Major Dan smiled but it didn't touch his eyes.

"I wish my Sam would give me that kind of greeting." He said taking a step into the room. "Of course, that would mean she stopped hating me." He shrugged brushing off the thought as nothing. He examined her openly looking her up and down. "I must say," He said thoughtfully, "I think I prefer the short hair. It make you look more dangerous." He smiled when he said that. Stepping closer and licking his lips he said, "Let's you and me play a game huh, Sammie?" Sam stepped further back, trying to keep the distance in the small lab.

"What have you done with Daniel?" she asked trying the regain control.

"Aww, I'm touched." He said smiling coldly, "no wait that was him." Sam narrowed her eyes, but she didn't rise to the bait. "He's alive, mostly." Dan shrugged. "For now at least; he's fun to watch, so I'm keeping him for a bit." Sam bit her lip.

"What do you want?"

"Okay there's the Sam I know and love!" Sam scowled at him.

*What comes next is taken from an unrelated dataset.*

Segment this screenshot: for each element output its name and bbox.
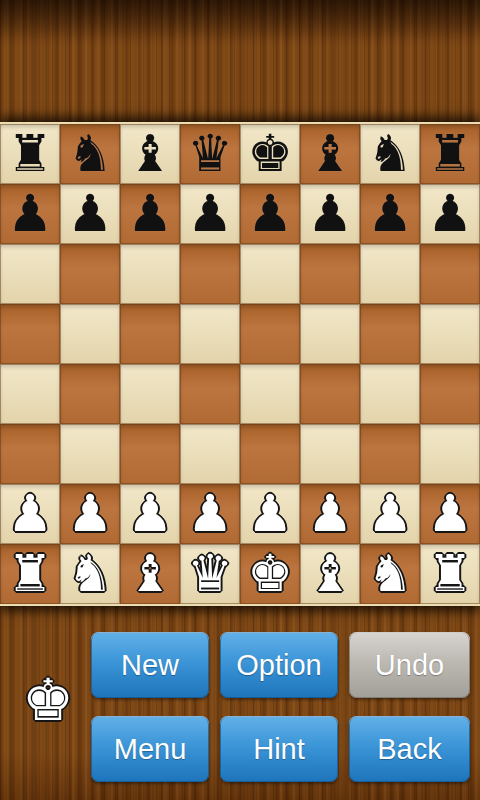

"Why are you here?" Dan grinned.

"Well," he said very excited, "thanks to the little Jack snafu I've decided to give you a little progress report, it might help you accept your role in our little game here."

"You think this is a game?"

"Oh, definitely and a fun one too; okay here;" he handed her a disk. "This is an encrypted a video disk of your Daniel's first trial. Don't worry he passed. If you can decrypt it in the time allotted there's a clue as to what comes next at the end." Dan turned to go. "Oh, and that thing?" he pointed to the mirror. "Is useless, but you don't need to worry, I'll give back what's left when I'm through." He left the room and was gone.

Jack nearly had a heart attack, he could have sworn he saw Daniel leaving Carter's lab, but when he blinked the man was gone.